Another Name We Are Following
Investors who have communicated with us over the years know that Fennec Pharmaceuticals (Nasdaq: FENC) is a company we follow closely. Fennec sells PEDMARK, the only FDA-approved drug for the prevention of hearing loss in kids with localized solid tumors treated with the chemotherapy cisplatin. The company launched the drug in the U.S. about a year ago and after a measured start appears to be on the cusp of cash-flow break-even after a solid Q3. As the base pediatric business experiences healthy growth, a new opportunity has arisen for PEDMARK in the adolescent and young adult (AYA) market (ages 15-39). Recently PEDMARK was endorsed in the National Comprehensive Cancer Network (NCCN) guidelines for use in the AYA population. Although the PEDMARK label is for pediatrics, its inclusion in the NCCN guidelines allows Fennec’s medical science liaisons to speak about the benefit of PEDMARK for the AYA population as well. Below is the language from the NCCN guidelines from their July 2023 update;
“Ototoxicity may occur following treatment with platinum-based chemotherapy agents.122 Although this side effect is not considered life-threatening, it can have a detrimental effect on an AYA patient’s quality of life. In 2022, the FDA approved the use of sodium thiosulfate (STS) for reducing the risk of ototoxicity associated with cisplatin in pediatric patients ≥1 month of age with localized, non-metastatic solid tumors.123” Source: https://www.nccn.org/patientresources/patient-resources
The size of the AYA population is multiples of the pediatric population, greatly expanding PEDMARK’s total addressable market. Furthermore, PEDMARK is sold in vials and the total dose is weight-based. AYA patients weigh more than kids, so the more the patient weighs, the more vials are needed, and the more Fennec sells. In the company’s recent quarterly call its CEO, Rosty Raykov, when discussing the AYA opportunity stated, “…we have just started our sales team focusing on this population and early results have been very encouraging.”
The other area of growth to watch for Fennec is Europe. PEDMARK was approved in Europe earlier in the year, but the launch has been delayed as the company switches to a European manufacturer. The company expects to be ready for a 2Q24 launch, the unknown is whether it will launch it themselves, through a partner, or in some combination of the two. With the product ready to launch within 6 months, investors should expect to hear something on this front shortly.
We highlight Fennec because of the appeal of an emerging cash-flow break-even pediatric business with the additional upside of the AYA and European markets.
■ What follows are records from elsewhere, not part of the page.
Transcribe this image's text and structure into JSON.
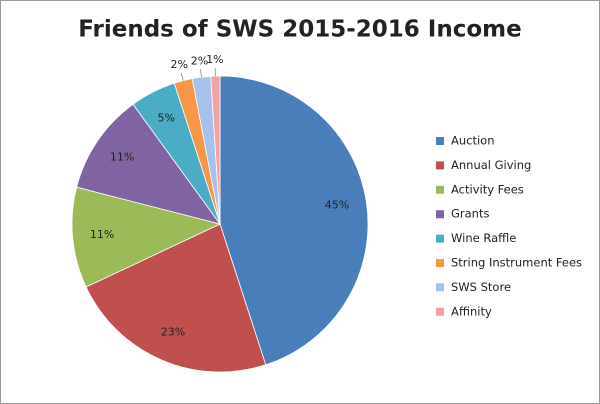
{
  "chart_data": {
    "type": "pie",
    "title": "Friends of SWS 2015-2016 Income",
    "categories": [
      "Auction",
      "Annual Giving",
      "Activity Fees",
      "Grants",
      "Wine Raffle",
      "String Instrument Fees",
      "SWS Store",
      "Affinity"
    ],
    "values": [
      45,
      23,
      11,
      11,
      5,
      2,
      2,
      1
    ],
    "value_labels": [
      "45%",
      "23%",
      "11%",
      "11%",
      "5%",
      "2%",
      "2%",
      "1%"
    ],
    "colors": [
      "#4a7ebb",
      "#c0504d",
      "#9bbb59",
      "#8064a2",
      "#4bacc6",
      "#f79646",
      "#a7c1ea",
      "#f2a3a1"
    ],
    "legend": "right"
  }
}
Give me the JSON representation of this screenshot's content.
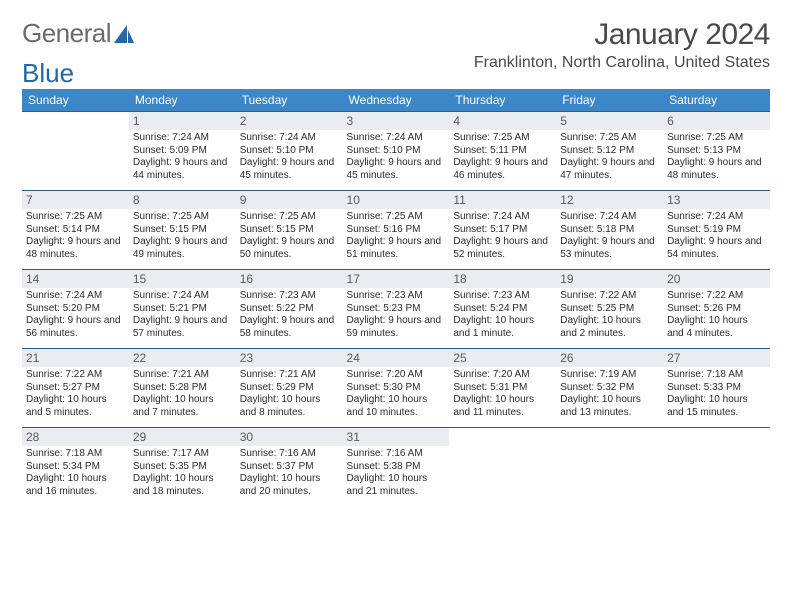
{
  "logo": {
    "text1": "General",
    "text2": "Blue"
  },
  "title": "January 2024",
  "location": "Franklinton, North Carolina, United States",
  "colors": {
    "header_bg": "#3b87c8",
    "header_text": "#ffffff",
    "border": "#2b5d8a",
    "daynum_bg": "#e9edf1",
    "text": "#2b2b2b",
    "logo_gray": "#6b6b6b",
    "logo_blue": "#2566a6"
  },
  "day_names": [
    "Sunday",
    "Monday",
    "Tuesday",
    "Wednesday",
    "Thursday",
    "Friday",
    "Saturday"
  ],
  "weeks": [
    [
      null,
      {
        "n": "1",
        "sr": "7:24 AM",
        "ss": "5:09 PM",
        "dl": "9 hours and 44 minutes."
      },
      {
        "n": "2",
        "sr": "7:24 AM",
        "ss": "5:10 PM",
        "dl": "9 hours and 45 minutes."
      },
      {
        "n": "3",
        "sr": "7:24 AM",
        "ss": "5:10 PM",
        "dl": "9 hours and 45 minutes."
      },
      {
        "n": "4",
        "sr": "7:25 AM",
        "ss": "5:11 PM",
        "dl": "9 hours and 46 minutes."
      },
      {
        "n": "5",
        "sr": "7:25 AM",
        "ss": "5:12 PM",
        "dl": "9 hours and 47 minutes."
      },
      {
        "n": "6",
        "sr": "7:25 AM",
        "ss": "5:13 PM",
        "dl": "9 hours and 48 minutes."
      }
    ],
    [
      {
        "n": "7",
        "sr": "7:25 AM",
        "ss": "5:14 PM",
        "dl": "9 hours and 48 minutes."
      },
      {
        "n": "8",
        "sr": "7:25 AM",
        "ss": "5:15 PM",
        "dl": "9 hours and 49 minutes."
      },
      {
        "n": "9",
        "sr": "7:25 AM",
        "ss": "5:15 PM",
        "dl": "9 hours and 50 minutes."
      },
      {
        "n": "10",
        "sr": "7:25 AM",
        "ss": "5:16 PM",
        "dl": "9 hours and 51 minutes."
      },
      {
        "n": "11",
        "sr": "7:24 AM",
        "ss": "5:17 PM",
        "dl": "9 hours and 52 minutes."
      },
      {
        "n": "12",
        "sr": "7:24 AM",
        "ss": "5:18 PM",
        "dl": "9 hours and 53 minutes."
      },
      {
        "n": "13",
        "sr": "7:24 AM",
        "ss": "5:19 PM",
        "dl": "9 hours and 54 minutes."
      }
    ],
    [
      {
        "n": "14",
        "sr": "7:24 AM",
        "ss": "5:20 PM",
        "dl": "9 hours and 56 minutes."
      },
      {
        "n": "15",
        "sr": "7:24 AM",
        "ss": "5:21 PM",
        "dl": "9 hours and 57 minutes."
      },
      {
        "n": "16",
        "sr": "7:23 AM",
        "ss": "5:22 PM",
        "dl": "9 hours and 58 minutes."
      },
      {
        "n": "17",
        "sr": "7:23 AM",
        "ss": "5:23 PM",
        "dl": "9 hours and 59 minutes."
      },
      {
        "n": "18",
        "sr": "7:23 AM",
        "ss": "5:24 PM",
        "dl": "10 hours and 1 minute."
      },
      {
        "n": "19",
        "sr": "7:22 AM",
        "ss": "5:25 PM",
        "dl": "10 hours and 2 minutes."
      },
      {
        "n": "20",
        "sr": "7:22 AM",
        "ss": "5:26 PM",
        "dl": "10 hours and 4 minutes."
      }
    ],
    [
      {
        "n": "21",
        "sr": "7:22 AM",
        "ss": "5:27 PM",
        "dl": "10 hours and 5 minutes."
      },
      {
        "n": "22",
        "sr": "7:21 AM",
        "ss": "5:28 PM",
        "dl": "10 hours and 7 minutes."
      },
      {
        "n": "23",
        "sr": "7:21 AM",
        "ss": "5:29 PM",
        "dl": "10 hours and 8 minutes."
      },
      {
        "n": "24",
        "sr": "7:20 AM",
        "ss": "5:30 PM",
        "dl": "10 hours and 10 minutes."
      },
      {
        "n": "25",
        "sr": "7:20 AM",
        "ss": "5:31 PM",
        "dl": "10 hours and 11 minutes."
      },
      {
        "n": "26",
        "sr": "7:19 AM",
        "ss": "5:32 PM",
        "dl": "10 hours and 13 minutes."
      },
      {
        "n": "27",
        "sr": "7:18 AM",
        "ss": "5:33 PM",
        "dl": "10 hours and 15 minutes."
      }
    ],
    [
      {
        "n": "28",
        "sr": "7:18 AM",
        "ss": "5:34 PM",
        "dl": "10 hours and 16 minutes."
      },
      {
        "n": "29",
        "sr": "7:17 AM",
        "ss": "5:35 PM",
        "dl": "10 hours and 18 minutes."
      },
      {
        "n": "30",
        "sr": "7:16 AM",
        "ss": "5:37 PM",
        "dl": "10 hours and 20 minutes."
      },
      {
        "n": "31",
        "sr": "7:16 AM",
        "ss": "5:38 PM",
        "dl": "10 hours and 21 minutes."
      },
      null,
      null,
      null
    ]
  ],
  "labels": {
    "sunrise": "Sunrise:",
    "sunset": "Sunset:",
    "daylight": "Daylight:"
  }
}
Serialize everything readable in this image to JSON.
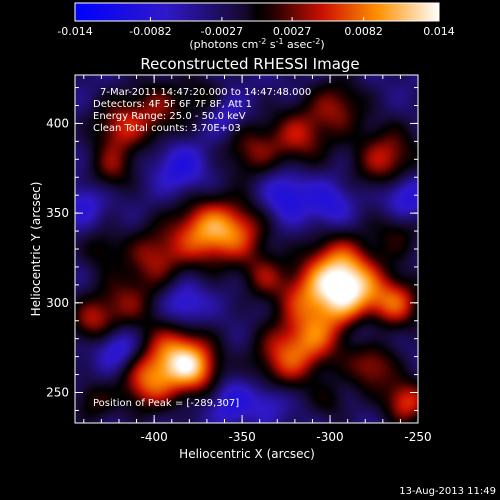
{
  "chart_data": {
    "type": "heatmap",
    "title": "Reconstructed RHESSI Image",
    "xlabel": "Heliocentric X (arcsec)",
    "ylabel": "Heliocentric Y (arcsec)",
    "xlim": [
      -445,
      -250
    ],
    "ylim": [
      233,
      427
    ],
    "xticks": [
      -400,
      -350,
      -300,
      -250
    ],
    "yticks": [
      250,
      300,
      350,
      400
    ],
    "xtick_labels": [
      "-400",
      "-350",
      "-300",
      "-250"
    ],
    "ytick_labels": [
      "250",
      "300",
      "350",
      "400"
    ],
    "colorbar": {
      "range": [
        -0.014,
        0.014
      ],
      "ticks": [
        -0.014,
        -0.0082,
        -0.0027,
        0.0027,
        0.0082,
        0.014
      ],
      "tick_labels": [
        "-0.014",
        "-0.0082",
        "-0.0027",
        "0.0027",
        "0.0082",
        "0.014"
      ],
      "label_main": "(photons cm",
      "label_exp1": "-2",
      "label_mid1": " s",
      "label_exp2": "-1",
      "label_mid2": " asec",
      "label_exp3": "-2",
      "label_end": ")"
    },
    "info_lines": [
      "7-Mar-2011 14:47:20.000 to 14:47:48.000",
      "Detectors: 4F 5F 6F 7F 8F, Att 1",
      "Energy Range: 25.0 - 50.0 keV",
      "Clean     Total counts: 3.70E+03"
    ],
    "peak_label": "Position of Peak = [-289,307]",
    "peak_position": [
      -289,
      307
    ],
    "blobs": [
      {
        "x": -289,
        "y": 306,
        "r": 14,
        "v": 0.0145
      },
      {
        "x": -297,
        "y": 321,
        "r": 13,
        "v": 0.0085
      },
      {
        "x": -315,
        "y": 303,
        "r": 12,
        "v": 0.0075
      },
      {
        "x": -372,
        "y": 340,
        "r": 13,
        "v": 0.0115
      },
      {
        "x": -352,
        "y": 340,
        "r": 12,
        "v": 0.0085
      },
      {
        "x": -400,
        "y": 326,
        "r": 12,
        "v": 0.0075
      },
      {
        "x": -388,
        "y": 270,
        "r": 13,
        "v": 0.0125
      },
      {
        "x": -405,
        "y": 255,
        "r": 11,
        "v": 0.009
      },
      {
        "x": -376,
        "y": 263,
        "r": 10,
        "v": 0.008
      },
      {
        "x": -325,
        "y": 270,
        "r": 13,
        "v": 0.01
      },
      {
        "x": -307,
        "y": 281,
        "r": 11,
        "v": 0.007
      },
      {
        "x": -417,
        "y": 300,
        "r": 12,
        "v": 0.0065
      },
      {
        "x": -436,
        "y": 290,
        "r": 9,
        "v": 0.007
      },
      {
        "x": -420,
        "y": 398,
        "r": 11,
        "v": 0.008
      },
      {
        "x": -398,
        "y": 408,
        "r": 12,
        "v": 0.0065
      },
      {
        "x": -424,
        "y": 375,
        "r": 9,
        "v": 0.006
      },
      {
        "x": -345,
        "y": 385,
        "r": 11,
        "v": 0.0065
      },
      {
        "x": -318,
        "y": 393,
        "r": 12,
        "v": 0.008
      },
      {
        "x": -296,
        "y": 410,
        "r": 11,
        "v": 0.007
      },
      {
        "x": -268,
        "y": 380,
        "r": 13,
        "v": 0.009
      },
      {
        "x": -262,
        "y": 340,
        "r": 10,
        "v": 0.005
      },
      {
        "x": -262,
        "y": 300,
        "r": 10,
        "v": 0.009
      },
      {
        "x": -277,
        "y": 265,
        "r": 10,
        "v": 0.008
      },
      {
        "x": -257,
        "y": 245,
        "r": 9,
        "v": 0.01
      },
      {
        "x": -300,
        "y": 245,
        "r": 8,
        "v": 0.0035
      },
      {
        "x": -435,
        "y": 245,
        "r": 8,
        "v": 0.005
      },
      {
        "x": -338,
        "y": 315,
        "r": 9,
        "v": 0.006
      },
      {
        "x": -430,
        "y": 330,
        "r": 8,
        "v": 0.0045
      },
      {
        "x": -372,
        "y": 415,
        "r": 9,
        "v": 0.004
      },
      {
        "x": -357,
        "y": 245,
        "r": -9,
        "v": -0.005
      },
      {
        "x": -420,
        "y": 275,
        "r": -9,
        "v": -0.006
      },
      {
        "x": -383,
        "y": 299,
        "r": -9,
        "v": -0.0055
      },
      {
        "x": -325,
        "y": 360,
        "r": -10,
        "v": -0.006
      },
      {
        "x": -385,
        "y": 375,
        "r": -10,
        "v": -0.0055
      },
      {
        "x": -300,
        "y": 355,
        "r": -9,
        "v": -0.005
      },
      {
        "x": -258,
        "y": 360,
        "r": -10,
        "v": -0.007
      },
      {
        "x": -335,
        "y": 245,
        "r": -8,
        "v": -0.004
      },
      {
        "x": -280,
        "y": 285,
        "r": -8,
        "v": -0.0045
      },
      {
        "x": -360,
        "y": 405,
        "r": -8,
        "v": -0.004
      },
      {
        "x": -440,
        "y": 355,
        "r": -8,
        "v": -0.004
      }
    ]
  },
  "timestamp": "13-Aug-2013 11:49"
}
In the Q&A of their Q3 call, when asked where he sees the three parts of his business (pediatric, AYA, and Europe) a year from now, he answered, “…I think with all of these three things in place a year from now, I would imagine that we could speak to all three of them contributing substantial amounts.” Investors should like the sound of that.
Finally, for those wanting to learn more about Fennec, we would highlight an upcoming Capital One KOL call on December 7th. The call will be a conversation between Capital One’s analyst Naureen Quibria, PhD, and Noah Federman, MD, an oncologist at UCLA School of Medicine, who we understand is a strong advocate of PEDMARK.